POTOMAC RIVER CAPITAL LLC
In 2007, Mr. Spindel launched Potomac River Capital LLC, a Washington-based, registered investment adviser. His firm specialized in managing global macro hedge funds with a specific focus on the intersection of macro-economics, central bank policy and capital markets. The firm’s assets peaked near $800m and after a decade has been wound down to focus on personal investments, economic policy and political analysis.
Prior to launching Potomac River, Mr. Spindel spent nearly ten years at the World Bank where he was Deputy Treasurer and CIO of the International Finance Corporation managing $15bn in reserves. Mr. Spindel was simultaneously a member of the Board of Trustees of the World Bank’s $14bn pension fund where he helped oversee strategic asset allocation across all investment classes. Before the World Bank, Mr. Spindel helped establish ABN AMRO’s UK Asset Management company and prior to that, began his career at Salomon Brothers where he was ultimately a senior portfolio manager in their asset management subsidiary.

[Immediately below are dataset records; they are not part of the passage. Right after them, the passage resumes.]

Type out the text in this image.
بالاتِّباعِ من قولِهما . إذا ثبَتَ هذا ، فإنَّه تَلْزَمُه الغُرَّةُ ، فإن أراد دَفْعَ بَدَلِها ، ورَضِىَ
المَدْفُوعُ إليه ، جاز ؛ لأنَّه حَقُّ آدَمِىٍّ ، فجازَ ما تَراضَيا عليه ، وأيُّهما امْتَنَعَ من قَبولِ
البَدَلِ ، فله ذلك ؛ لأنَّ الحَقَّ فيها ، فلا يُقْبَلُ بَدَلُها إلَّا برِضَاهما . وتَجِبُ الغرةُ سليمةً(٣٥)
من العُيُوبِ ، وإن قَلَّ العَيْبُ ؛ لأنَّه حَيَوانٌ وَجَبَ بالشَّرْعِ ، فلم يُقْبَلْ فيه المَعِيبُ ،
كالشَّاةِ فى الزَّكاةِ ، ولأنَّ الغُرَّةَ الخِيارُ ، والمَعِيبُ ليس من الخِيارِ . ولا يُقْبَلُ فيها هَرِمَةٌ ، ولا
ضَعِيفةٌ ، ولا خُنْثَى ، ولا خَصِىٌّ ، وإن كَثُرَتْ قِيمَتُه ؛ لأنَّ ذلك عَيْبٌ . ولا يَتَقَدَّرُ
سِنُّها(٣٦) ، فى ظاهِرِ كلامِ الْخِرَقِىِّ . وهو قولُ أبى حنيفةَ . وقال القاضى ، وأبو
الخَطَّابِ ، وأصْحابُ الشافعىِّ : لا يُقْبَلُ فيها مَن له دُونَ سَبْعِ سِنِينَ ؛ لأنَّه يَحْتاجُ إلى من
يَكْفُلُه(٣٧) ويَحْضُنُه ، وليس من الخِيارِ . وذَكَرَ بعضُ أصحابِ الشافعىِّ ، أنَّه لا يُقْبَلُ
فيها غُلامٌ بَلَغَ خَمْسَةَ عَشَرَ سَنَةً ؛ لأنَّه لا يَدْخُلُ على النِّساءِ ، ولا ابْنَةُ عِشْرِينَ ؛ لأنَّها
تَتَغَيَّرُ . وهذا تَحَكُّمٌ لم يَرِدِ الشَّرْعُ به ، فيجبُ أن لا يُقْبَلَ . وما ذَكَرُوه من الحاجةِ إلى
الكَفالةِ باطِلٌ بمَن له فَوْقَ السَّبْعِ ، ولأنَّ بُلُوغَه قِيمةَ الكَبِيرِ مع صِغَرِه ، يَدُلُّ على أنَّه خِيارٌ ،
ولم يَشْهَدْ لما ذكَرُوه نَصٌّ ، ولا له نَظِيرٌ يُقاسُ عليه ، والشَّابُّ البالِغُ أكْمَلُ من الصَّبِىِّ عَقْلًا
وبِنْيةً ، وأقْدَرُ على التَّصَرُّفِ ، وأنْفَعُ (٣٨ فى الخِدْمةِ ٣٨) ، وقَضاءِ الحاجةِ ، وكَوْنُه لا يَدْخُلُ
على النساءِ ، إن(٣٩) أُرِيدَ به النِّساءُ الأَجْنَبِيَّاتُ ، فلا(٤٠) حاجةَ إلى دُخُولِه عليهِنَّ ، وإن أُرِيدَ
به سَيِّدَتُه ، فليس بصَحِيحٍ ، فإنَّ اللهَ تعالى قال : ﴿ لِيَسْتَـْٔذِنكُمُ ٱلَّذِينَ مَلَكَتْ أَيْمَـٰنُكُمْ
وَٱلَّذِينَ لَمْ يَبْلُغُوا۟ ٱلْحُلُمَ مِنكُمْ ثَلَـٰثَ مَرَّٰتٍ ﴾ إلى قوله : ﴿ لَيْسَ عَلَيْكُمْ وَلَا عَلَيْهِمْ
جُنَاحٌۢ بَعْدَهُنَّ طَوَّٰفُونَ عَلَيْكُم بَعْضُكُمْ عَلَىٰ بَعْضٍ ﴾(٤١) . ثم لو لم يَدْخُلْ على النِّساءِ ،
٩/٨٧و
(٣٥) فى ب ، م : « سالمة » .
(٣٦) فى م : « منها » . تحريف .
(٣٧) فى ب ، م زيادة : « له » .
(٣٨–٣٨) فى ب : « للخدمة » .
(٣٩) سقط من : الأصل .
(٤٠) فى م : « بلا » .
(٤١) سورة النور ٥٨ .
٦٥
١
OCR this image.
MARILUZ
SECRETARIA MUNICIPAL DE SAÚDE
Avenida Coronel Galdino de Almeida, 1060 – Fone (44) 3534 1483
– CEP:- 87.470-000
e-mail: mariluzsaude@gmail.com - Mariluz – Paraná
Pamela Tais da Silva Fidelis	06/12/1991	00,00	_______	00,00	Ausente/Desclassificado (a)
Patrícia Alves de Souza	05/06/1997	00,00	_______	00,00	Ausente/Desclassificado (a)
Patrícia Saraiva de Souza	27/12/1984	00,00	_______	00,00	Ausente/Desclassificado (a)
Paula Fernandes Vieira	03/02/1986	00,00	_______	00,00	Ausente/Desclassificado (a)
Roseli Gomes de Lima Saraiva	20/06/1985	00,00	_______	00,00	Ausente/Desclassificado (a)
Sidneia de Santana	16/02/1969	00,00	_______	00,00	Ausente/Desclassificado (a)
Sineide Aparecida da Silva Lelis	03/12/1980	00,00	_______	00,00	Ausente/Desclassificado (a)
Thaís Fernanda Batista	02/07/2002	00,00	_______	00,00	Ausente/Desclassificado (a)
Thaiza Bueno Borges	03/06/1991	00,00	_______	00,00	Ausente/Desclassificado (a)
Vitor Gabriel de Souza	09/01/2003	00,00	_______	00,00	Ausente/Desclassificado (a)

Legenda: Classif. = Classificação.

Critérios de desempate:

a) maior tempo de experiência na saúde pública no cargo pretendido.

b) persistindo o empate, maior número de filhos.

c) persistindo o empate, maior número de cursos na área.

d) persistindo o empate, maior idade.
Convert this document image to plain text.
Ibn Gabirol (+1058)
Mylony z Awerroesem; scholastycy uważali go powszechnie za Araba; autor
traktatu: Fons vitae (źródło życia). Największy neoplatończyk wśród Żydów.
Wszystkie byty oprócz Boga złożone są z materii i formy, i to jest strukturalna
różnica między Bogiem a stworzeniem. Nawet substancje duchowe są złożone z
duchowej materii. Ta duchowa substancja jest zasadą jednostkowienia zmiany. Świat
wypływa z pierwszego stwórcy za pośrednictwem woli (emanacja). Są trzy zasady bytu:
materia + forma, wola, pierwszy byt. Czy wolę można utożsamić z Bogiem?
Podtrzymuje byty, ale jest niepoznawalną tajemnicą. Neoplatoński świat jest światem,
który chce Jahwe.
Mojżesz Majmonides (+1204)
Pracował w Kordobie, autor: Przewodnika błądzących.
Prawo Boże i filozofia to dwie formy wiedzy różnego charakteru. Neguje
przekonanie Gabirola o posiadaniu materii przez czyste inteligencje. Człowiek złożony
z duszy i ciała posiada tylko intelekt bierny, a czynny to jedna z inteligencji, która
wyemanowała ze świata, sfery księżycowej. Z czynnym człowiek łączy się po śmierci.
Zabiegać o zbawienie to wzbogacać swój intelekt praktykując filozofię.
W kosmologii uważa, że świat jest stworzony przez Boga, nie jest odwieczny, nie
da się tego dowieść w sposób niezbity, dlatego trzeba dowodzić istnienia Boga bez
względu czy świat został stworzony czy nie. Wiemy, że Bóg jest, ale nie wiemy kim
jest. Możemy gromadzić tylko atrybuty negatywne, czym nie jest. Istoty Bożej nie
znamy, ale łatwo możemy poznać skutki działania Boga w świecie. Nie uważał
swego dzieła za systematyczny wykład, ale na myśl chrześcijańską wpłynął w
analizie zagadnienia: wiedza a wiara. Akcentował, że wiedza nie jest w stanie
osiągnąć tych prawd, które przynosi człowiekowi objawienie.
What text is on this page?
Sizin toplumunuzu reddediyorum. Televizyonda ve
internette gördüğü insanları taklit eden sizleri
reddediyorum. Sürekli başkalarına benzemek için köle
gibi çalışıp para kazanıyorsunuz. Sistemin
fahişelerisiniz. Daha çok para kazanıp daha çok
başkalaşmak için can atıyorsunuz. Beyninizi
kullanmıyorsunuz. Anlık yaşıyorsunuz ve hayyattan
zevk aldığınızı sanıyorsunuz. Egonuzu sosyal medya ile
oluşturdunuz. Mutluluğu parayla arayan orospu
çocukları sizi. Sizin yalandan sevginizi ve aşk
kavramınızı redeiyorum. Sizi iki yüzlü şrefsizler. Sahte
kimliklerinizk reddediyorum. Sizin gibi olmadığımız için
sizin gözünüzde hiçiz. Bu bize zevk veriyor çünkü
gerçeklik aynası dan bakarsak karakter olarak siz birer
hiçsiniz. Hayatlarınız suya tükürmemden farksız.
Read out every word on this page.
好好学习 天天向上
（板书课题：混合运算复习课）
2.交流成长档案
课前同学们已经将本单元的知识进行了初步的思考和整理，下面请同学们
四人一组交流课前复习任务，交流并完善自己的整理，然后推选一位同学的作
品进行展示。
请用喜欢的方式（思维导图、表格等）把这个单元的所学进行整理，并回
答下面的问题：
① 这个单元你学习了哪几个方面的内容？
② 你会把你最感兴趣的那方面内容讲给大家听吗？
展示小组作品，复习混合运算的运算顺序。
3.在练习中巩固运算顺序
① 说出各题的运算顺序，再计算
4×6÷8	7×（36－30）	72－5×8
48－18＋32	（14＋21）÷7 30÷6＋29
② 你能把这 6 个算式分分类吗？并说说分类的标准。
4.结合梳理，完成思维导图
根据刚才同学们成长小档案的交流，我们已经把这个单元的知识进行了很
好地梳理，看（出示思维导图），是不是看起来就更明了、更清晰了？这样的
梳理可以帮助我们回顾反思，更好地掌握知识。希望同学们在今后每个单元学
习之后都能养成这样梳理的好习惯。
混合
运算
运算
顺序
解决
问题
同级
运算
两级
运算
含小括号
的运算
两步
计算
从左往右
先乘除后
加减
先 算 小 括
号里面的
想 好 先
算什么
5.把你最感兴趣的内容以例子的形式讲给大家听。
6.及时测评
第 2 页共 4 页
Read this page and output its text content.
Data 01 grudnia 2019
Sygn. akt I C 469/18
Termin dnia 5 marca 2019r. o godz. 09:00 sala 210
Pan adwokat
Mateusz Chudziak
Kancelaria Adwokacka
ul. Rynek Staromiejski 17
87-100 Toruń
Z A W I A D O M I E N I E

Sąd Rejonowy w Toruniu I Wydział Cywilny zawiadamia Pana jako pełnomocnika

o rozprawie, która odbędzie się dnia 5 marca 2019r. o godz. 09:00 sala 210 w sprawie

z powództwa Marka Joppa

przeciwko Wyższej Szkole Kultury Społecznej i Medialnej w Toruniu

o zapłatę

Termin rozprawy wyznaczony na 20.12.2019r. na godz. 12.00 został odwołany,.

Mr. Spindel continues to advise pension funds, financial institutions, hedge funds and central banks on a variety of investment, asset-liability and quantitative risk management issues. He is among the most experienced investors in inflation-linked bonds and speaks regularly on portfolio management issues. His research on the Federal Reserve has culminated in his award-winning book with Professor Sarah Binder (George Washington University / Brookings) about the relationship between Congress and the Fed (The Myth of Independence, Princeton University Press, 2017).
He received his BS degree from Cornell University in Operations Research and Industrial Engineering (1987).
In The Myth of Independence, Sarah Binder and Mark Spindel have crafted a foundational work for understanding the history and politics of the Federal Reserve, one that unveils the compelling tensions between economics and politics and between independence and public accountability. They skillfully illuminate how and why members of Congress have paid attention to the Federal Reserve, and to what extent they have shaped its architecture and behavior. The heartbeat of American prosperity depends on the Fed, but does it reflect the will of the American people in any way? Binder and Spindel demonstrate that Congress has much more influence over the often inscrutable Fed than conventional wisdom allows. Employing a rich set of methodological tools ranging from archival research to data analysis of congressional voting, the authors demonstrate the connections between legislative efforts to regulate the Fed’s discretion and transparency and the performance of the nation’s economy. Beautifully written, this book ultimately captures the extent to which the Fed and Congress are interdependent institutions. Few authors could make such a complex subject so compelling, accessible, and engaging.